A granola bar label says 200 calories per serving, and the package contains 2 servings. A student eats the entire package. How many calories did they consume?
A100 calories
B200 calories
C400 calories
DIt depends on their age
Every number on a nutrition label is per serving. If one serving is 200 calories and the package has 2 servings, eating the whole package means eating 2 × 200 = 400 calories. This is the single most important thing to check first on any label -- the serving size determines what all the other numbers mean.
Question 2 True / False
On a food label, %DV stands for percent daily value. A cereal shows 25% DV for iron. This means the cereal is 25% iron.
TTrue
FFalse
Answer: False
Percent daily value tells you what fraction of your recommended daily intake of a nutrient one serving provides -- not what fraction of the food is made up of that nutrient. If a cereal shows 25% DV for iron, it means one serving gives you a quarter of the iron you need for the entire day. The cereal itself is not 25% iron -- iron makes up a tiny fraction of the food's weight.
Question 3 Short Answer
You are comparing two brands of yogurt. Brand A has 12g of sugar per serving (serving size: 150g). Brand B has 8g of sugar per serving (serving size: 100g). Which brand actually has more sugar per gram of yogurt, and why does serving size matter for this comparison?
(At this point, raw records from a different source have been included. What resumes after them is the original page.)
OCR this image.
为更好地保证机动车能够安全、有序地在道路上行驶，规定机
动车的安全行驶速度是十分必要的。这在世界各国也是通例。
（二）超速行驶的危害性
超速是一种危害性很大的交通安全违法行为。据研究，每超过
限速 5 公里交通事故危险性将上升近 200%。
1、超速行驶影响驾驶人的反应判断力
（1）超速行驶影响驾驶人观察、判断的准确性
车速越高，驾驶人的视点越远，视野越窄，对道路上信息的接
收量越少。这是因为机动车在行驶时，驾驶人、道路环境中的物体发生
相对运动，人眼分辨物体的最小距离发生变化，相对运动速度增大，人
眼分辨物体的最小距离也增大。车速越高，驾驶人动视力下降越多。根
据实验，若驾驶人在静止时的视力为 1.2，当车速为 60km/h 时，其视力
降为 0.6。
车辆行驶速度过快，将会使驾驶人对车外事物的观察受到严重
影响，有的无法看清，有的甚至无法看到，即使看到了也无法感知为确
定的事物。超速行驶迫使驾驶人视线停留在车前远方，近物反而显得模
Think about your answer, then reveal below.
Model answer: Brand A has 12g/150g = 0.08g sugar per gram. Brand B has 8g/100g = 0.08g sugar per gram. They are actually the same. Serving size matters because different products use different serving sizes, so comparing the raw numbers without adjusting for serving size can be misleading.
This question reveals why serving size is critical for fair comparisons. Brand A looks worse (12g vs 8g), but its serving size is 50% larger. When you normalize to the same amount of yogurt, they're identical. Always check serving sizes before concluding one product is healthier than another.